The bank’s commitments should grow to more than $70 billion a year in the next decade, from about $45 to $50 billion now, Kim said. Reuters first reported part of the funding boost in February.
“The world’s development needs, of course, far outstrip the World Bank Group’s abilities to address them,” Kim told the Council on Foreign Relations. “But we can do much, much more.”
Kim spoke ahead of next week’s meetings of the World Bank and the International Monetary Fund, where the bank will formally present its increased financial capabilities.
The growth in the bank’s lending and investment guarantees, alongside planned staff and budget cuts, are part of a massive reorganization Kim launched after he assumed his post nearly two years ago. He hopes the reforms will make the institution more relevant, especially to middle-income countries.
Middle-income countries, including the bank’s five-biggest borrowers — China, Brazil, Turkey, India and Indonesia — can rely more on private funding and bilateral loans as they grow.
But the bank is betting these countries, which still have deep pockets of poverty, will want access to its experience in areas like the environment and infrastructure. It also offers lower loan rates than the private sector.
Kim said the planned lending increase was partly aimed at meeting greater demand from its biggest borrowers. The bank raised its loan limits to allow each of those countries to borrow an extra $2.5 billion in total.
“This is an extremely positive sign for us, in the sense that even the largest middle-income countries, China, India, Brazil, continue to want to do business with us,” Kim told reporters.
The bank said there will be expansions in all of its major branches, including a $100 billion boost in the fund for middle-income countries, known as the International Bank for Reconstruction and Development.
The bank’s private sector arm, the International Finance Corporation, will boost annual commitments to $26 billion a year. And the Multilateral Investment Guarantee Agency, which provides political risk insurance, aims to increase its guarantees by 50 percent over four years.
“If we are going to help developing countries end extreme poverty and boost shared prosperity, we have to provide them with more financial resources, more solutions-based knowledge, and help leverage more private sector investment,” Kim told reporters ahead of his speech.
Nicolas Mombrial, head of the Washington branch of Oxfam, said the bank should also focus on improving the quality of its lending rather than just pushing money out the door. “This will be bad news for poor people if World Bank social and environmental standards are not improved,” he said in a statement.

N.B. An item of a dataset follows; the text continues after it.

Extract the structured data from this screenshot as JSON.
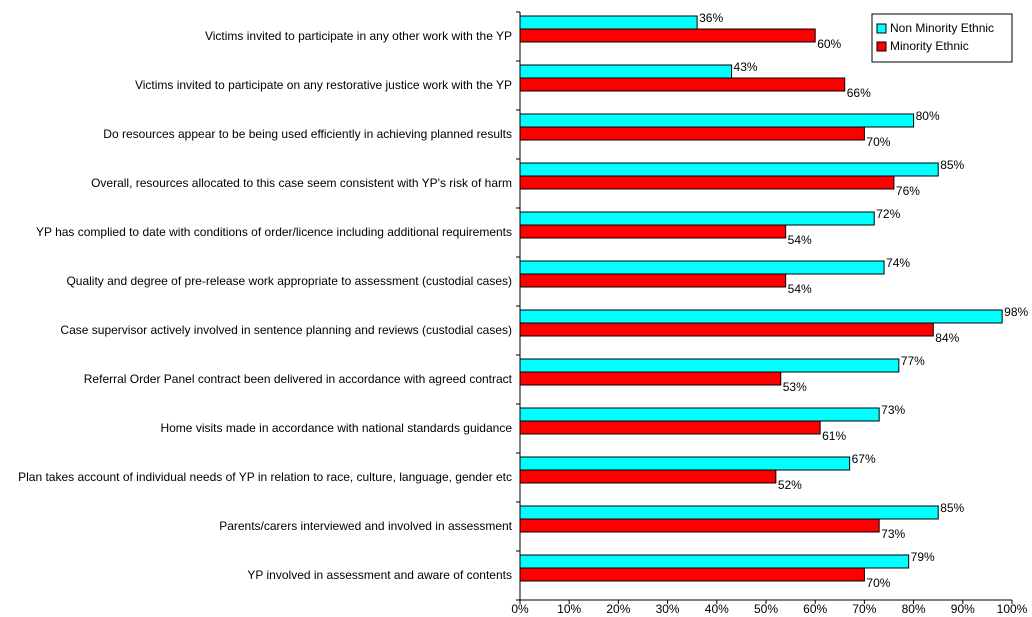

Only 40 percent of World Bank employees believe the institution prioritizes development results over the number and volume of transactions, according to a survey obtained by Reuters.
A year ago, Kim committed the bank to the twin goals of eliminating extreme poverty by 2030 and boosting the incomes of the poorest 40 percent of the population in each country.
He has also said the bank should be more selective, focusing on “bold” projects and technical solutions where it can make the biggest difference. The World Bank must meet its goals amid greater competition for development funds and a tight budget.
“I believe we must get leaner in order to get bigger,” Kim said. He said the bank was likely to have fewer staff over time, though he did not have a particular number in mind.